Clouse told FOX 9 News she was in the toy section of the store when the culprit struck. Her 8-year-old and 11-year-old children where in the next aisle when a man dropped his pants and walked the full length of the aisle, maintaining eye contact the entire time.

"Exposing yourself to someone is often the very first step in a pattern of deviant sexual behavior that often leads to aggressive sexual attacks," Clouse warned.

Still, what shocked her more than the indecent exposure itself was the treatment she received from the employees after the incident.

"When I talked to the manager, I said, 'I need police to come right away. I need your security personnel. I need police,'" Clouse said. "I was told, 'We won't call police. It's store policy.'"

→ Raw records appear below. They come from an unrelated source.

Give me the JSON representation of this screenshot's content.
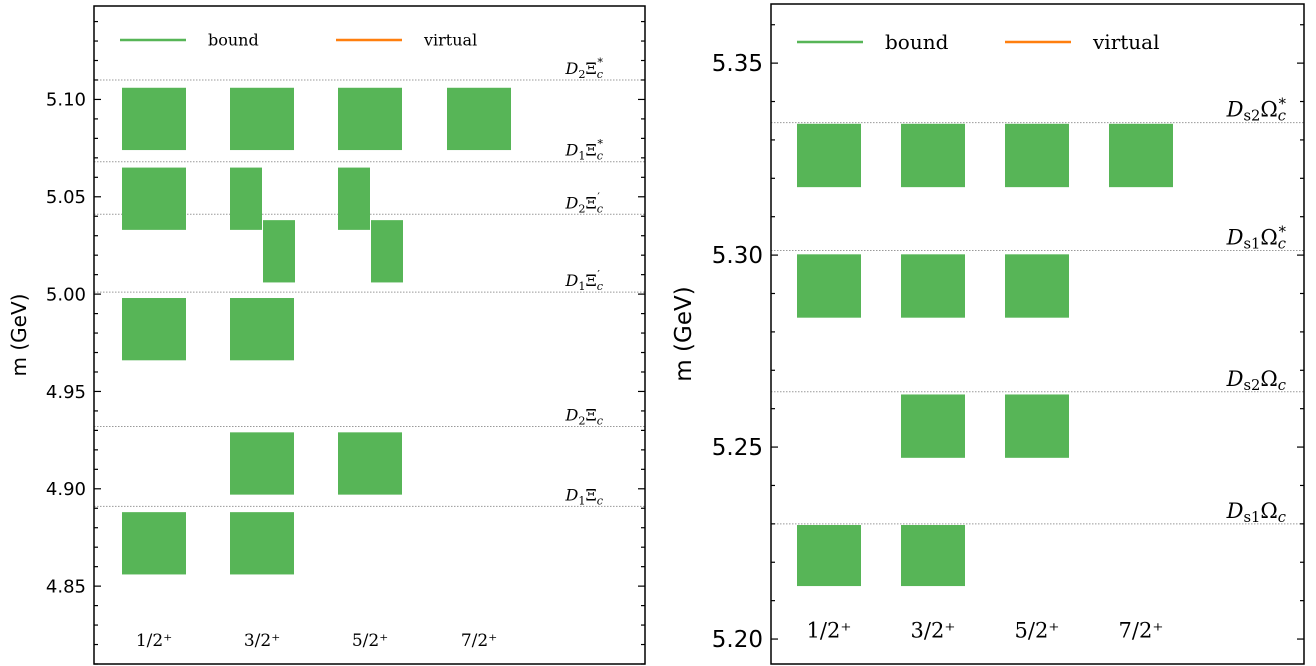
{
  "colors": {
    "bound": "#57b557",
    "virtual": "#ff7f0e",
    "threshold_line": "#999999"
  },
  "chart_data": [
    {
      "type": "range-bar",
      "ylabel": "m (GeV)",
      "ylim": [
        4.81,
        5.148
      ],
      "yticks": [
        4.85,
        4.9,
        4.95,
        5.0,
        5.05,
        5.1
      ],
      "ytick_labels": [
        "4.85",
        "4.90",
        "4.95",
        "5.00",
        "5.05",
        "5.10"
      ],
      "categories": [
        "1/2⁺",
        "3/2⁺",
        "5/2⁺",
        "7/2⁺"
      ],
      "legend": {
        "placement": "top",
        "entries": [
          {
            "label": "bound",
            "color": "#57b557"
          },
          {
            "label": "virtual",
            "color": "#ff7f0e"
          }
        ]
      },
      "thresholds": [
        {
          "base": "D",
          "base_sub": "2",
          "particle": "Ξ",
          "sub": "c",
          "sup": "*",
          "value": 5.11
        },
        {
          "base": "D",
          "base_sub": "1",
          "particle": "Ξ",
          "sub": "c",
          "sup": "*",
          "value": 5.068
        },
        {
          "base": "D",
          "base_sub": "2",
          "particle": "Ξ",
          "sub": "c",
          "sup": "′",
          "value": 5.041
        },
        {
          "base": "D",
          "base_sub": "1",
          "particle": "Ξ",
          "sub": "c",
          "sup": "′",
          "value": 5.001
        },
        {
          "base": "D",
          "base_sub": "2",
          "particle": "Ξ",
          "sub": "c",
          "sup": "",
          "value": 4.932
        },
        {
          "base": "D",
          "base_sub": "1",
          "particle": "Ξ",
          "sub": "c",
          "sup": "",
          "value": 4.891
        }
      ],
      "bars": [
        {
          "category": 0,
          "offset": 0,
          "low": 5.074,
          "high": 5.106
        },
        {
          "category": 1,
          "offset": 0,
          "low": 5.074,
          "high": 5.106
        },
        {
          "category": 2,
          "offset": 0,
          "low": 5.074,
          "high": 5.106
        },
        {
          "category": 3,
          "offset": 0,
          "low": 5.074,
          "high": 5.106
        },
        {
          "category": 0,
          "offset": 0,
          "low": 5.033,
          "high": 5.065
        },
        {
          "category": 1,
          "offset": -1,
          "low": 5.033,
          "high": 5.065
        },
        {
          "category": 1,
          "offset": 1,
          "low": 5.006,
          "high": 5.038
        },
        {
          "category": 2,
          "offset": -1,
          "low": 5.033,
          "high": 5.065
        },
        {
          "category": 2,
          "offset": 1,
          "low": 5.006,
          "high": 5.038
        },
        {
          "category": 0,
          "offset": 0,
          "low": 4.966,
          "high": 4.998
        },
        {
          "category": 1,
          "offset": 0,
          "low": 4.966,
          "high": 4.998
        },
        {
          "category": 1,
          "offset": 0,
          "low": 4.897,
          "high": 4.929
        },
        {
          "category": 2,
          "offset": 0,
          "low": 4.897,
          "high": 4.929
        },
        {
          "category": 0,
          "offset": 0,
          "low": 4.856,
          "high": 4.888
        },
        {
          "category": 1,
          "offset": 0,
          "low": 4.856,
          "high": 4.888
        }
      ]
    },
    {
      "type": "range-bar",
      "ylabel": "m (GeV)",
      "ylim": [
        5.1935,
        5.3654
      ],
      "yticks": [
        5.2,
        5.25,
        5.3,
        5.35
      ],
      "ytick_labels": [
        "5.20",
        "5.25",
        "5.30",
        "5.35"
      ],
      "categories": [
        "1/2⁺",
        "3/2⁺",
        "5/2⁺",
        "7/2⁺"
      ],
      "legend": {
        "placement": "top",
        "entries": [
          {
            "label": "bound",
            "color": "#57b557"
          },
          {
            "label": "virtual",
            "color": "#ff7f0e"
          }
        ]
      },
      "thresholds": [
        {
          "base": "D",
          "base_sub": "s2",
          "particle": "Ω",
          "sub": "c",
          "sup": "*",
          "value": 5.3345
        },
        {
          "base": "D",
          "base_sub": "s1",
          "particle": "Ω",
          "sub": "c",
          "sup": "*",
          "value": 5.3012
        },
        {
          "base": "D",
          "base_sub": "s2",
          "particle": "Ω",
          "sub": "c",
          "sup": "",
          "value": 5.2644
        },
        {
          "base": "D",
          "base_sub": "s1",
          "particle": "Ω",
          "sub": "c",
          "sup": "",
          "value": 5.23
        }
      ],
      "bars": [
        {
          "category": 0,
          "offset": 0,
          "low": 5.3177,
          "high": 5.3342
        },
        {
          "category": 1,
          "offset": 0,
          "low": 5.3177,
          "high": 5.3342
        },
        {
          "category": 2,
          "offset": 0,
          "low": 5.3177,
          "high": 5.3342
        },
        {
          "category": 3,
          "offset": 0,
          "low": 5.3177,
          "high": 5.3342
        },
        {
          "category": 0,
          "offset": 0,
          "low": 5.2837,
          "high": 5.3002
        },
        {
          "category": 1,
          "offset": 0,
          "low": 5.2837,
          "high": 5.3002
        },
        {
          "category": 2,
          "offset": 0,
          "low": 5.2837,
          "high": 5.3002
        },
        {
          "category": 1,
          "offset": 0,
          "low": 5.2472,
          "high": 5.2637
        },
        {
          "category": 2,
          "offset": 0,
          "low": 5.2472,
          "high": 5.2637
        },
        {
          "category": 0,
          "offset": 0,
          "low": 5.2138,
          "high": 5.2297
        },
        {
          "category": 1,
          "offset": 0,
          "low": 5.2138,
          "high": 5.2297
        }
      ]
    }
  ]
}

Target says there is no such policy in place. Police say in most cases the dispatchers would prefer to speak with the person with most direct knowledge, but there is no reason anyone should not call 911 in a case like this.

"We'd like anyone to help when someone is asking for assistance," said Lakeville Police Chief Tom Vonhof. "This is something we'd like anyone to do, regardless of what their position is."

Clouse said the manager told her she was welcome to call police herself, and officers eventually found the suspect -- a minor with mental health issues -- in the store with his mother. Still, Clouse said she is much less concerned about punishing a boy who may not know better than she over how the incident was handled by employees.

"I am not OK with anybody just dismissing this as, 'She just got flashed,'" Clouse said. "It's not OK."

Though Target says its stores are "committed to working closely with law enforcement and our guests to address any concerns or incidents," Clouse says her confidence is shaken.

"My concern is that I felt like when I go to Target now, if a crime is committed against me, I'm on my own," she said.